Other Ways of Relating
How else do babies relate? Let’s not forget how helpless infants are – they cannot walk or talk; they have little limb control and poor hand-eye coordination. So what do they have?
What they have is a rather mature visual-motor system, as the brilliant infant researcher Daniel Stern points out (
The Interpersonal World of the Infant, 1985). That is, they use their eyes and gaze as a way to relate. The face is a communication center par excellence. Babies can look directly into the eyes of their caregivers and explore (interest) with their eyes – or they can shut or avert their eyes, be glassy-eyed, and gaze past their caregivers. In these ways they can either make direct contact with their caregivers or can reject and protect themselves from contact. Thus, they can regulate the amount, timing and duration of stimulation and interaction.
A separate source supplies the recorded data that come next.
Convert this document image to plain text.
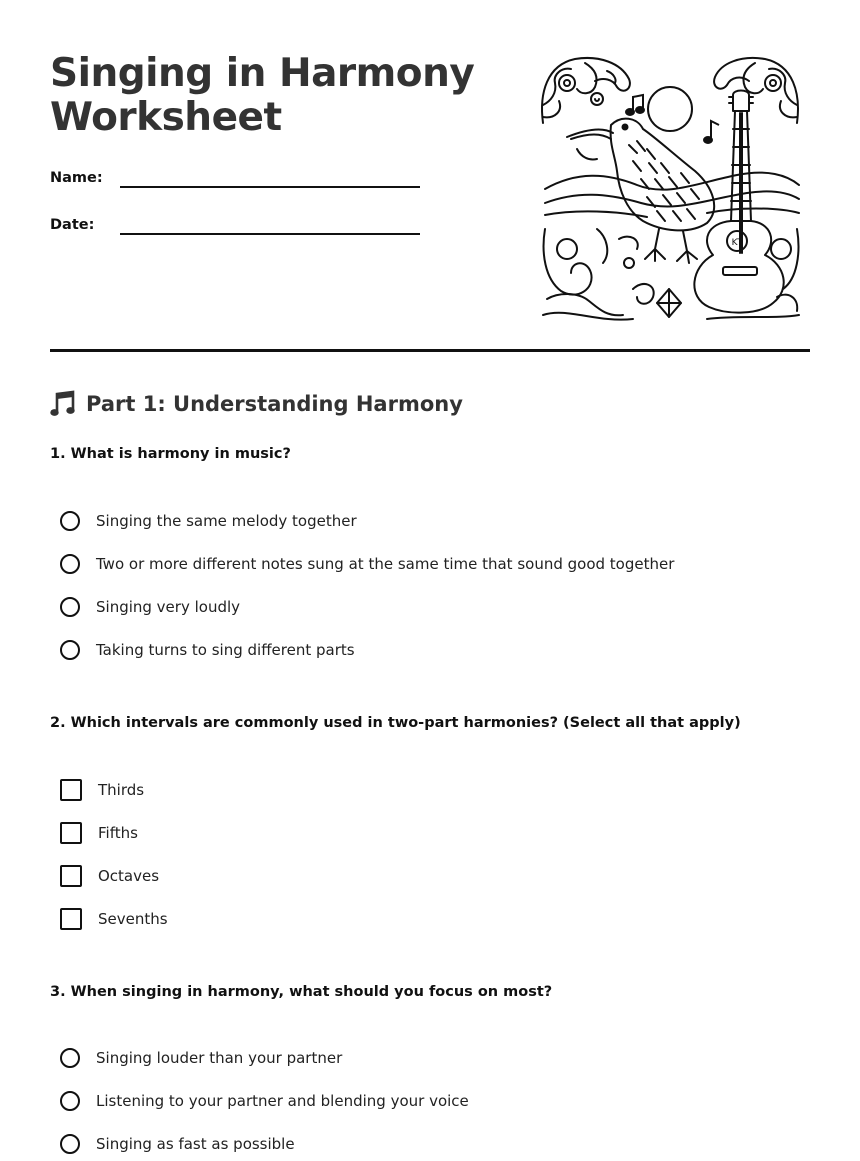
Singing in Harmony
Worksheet
Name:
Date:
KT
Part 1: Understanding Harmony
1. What is harmony in music?
Singing the same melody together
Two or more different notes sung at the same time that sound good together
Singing very loudly
Taking turns to sing different parts
2. Which intervals are commonly used in two-part harmonies? (Select all that apply)
Thirds
Fifths
Octaves
Sevenths
3. When singing in harmony, what should you focus on most?
Singing louder than your partner
Listening to your partner and blending your voice
Singing as fast as possible
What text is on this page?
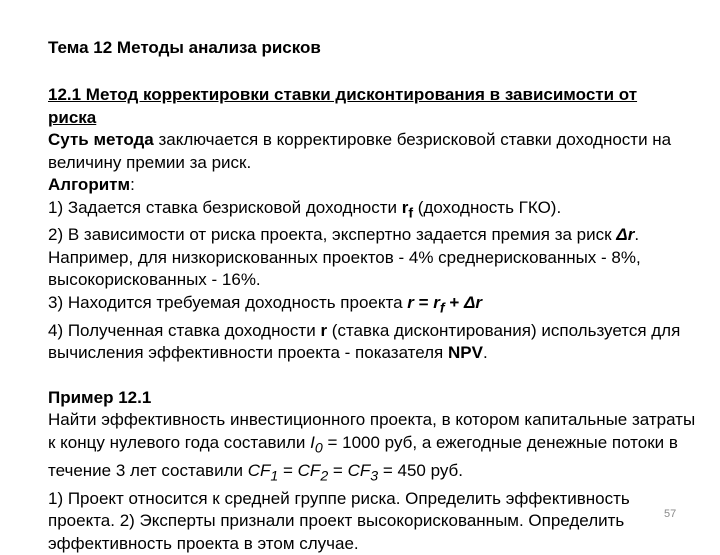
Тема 12 Методы анализа рисков

12.1 Метод корректировки ставки дисконтирования в зависимости от
риска

Суть метода заключается в корректировке безрисковой ставки доходности на величину премии за риск.

Алгоритм:

1) Задается ставка безрисковой доходности $r_f$ (доходность ГКО).

2) В зависимости от риска проекта, экспертно задается премия за риск Δr.

Например, для низкорискованных проектов - 4% среднерискованных - 8%, высокорискованных - 16%.

3) Находится требуемая доходность проекта $r = r_f + \Delta r$

4) Полученная ставка доходности r (ставка дисконтирования) используется для вычисления эффективности проекта - показателя NPV.

Пример 12.1

Найти эффективность инвестиционного проекта, в котором капитальные затраты к концу нулевого года составили $I_0 = 1000$ руб, а ежегодные денежные потоки в течение 3 лет составили $CF_1 = CF_2 = CF_3 = 450$ руб.

1) Проект относится к средней группе риска. Определить эффективность проекта. 2) Эксперты признали проект высокорискованным. Определить эффективность проекта в этом случае.

57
So, infants can relate and engage and communicate with their eyes and gaze. They can cut off contact as well, by using their eyes and gaze. And then, as Stern puts it: “They can also reinitiate engagement and contact when they desire, through gazing, smiling, and vocalizing.” How’s that for relating!
Summary
Infants are social beings from the moment they are born. They are not passive blobs just waiting to grow up. They are sensitive to and respond to their environment. Using their expressions of feelings and their visual-motor system, they interact with and relate to their caregivers throughout their infancy, long before they can walk or talk.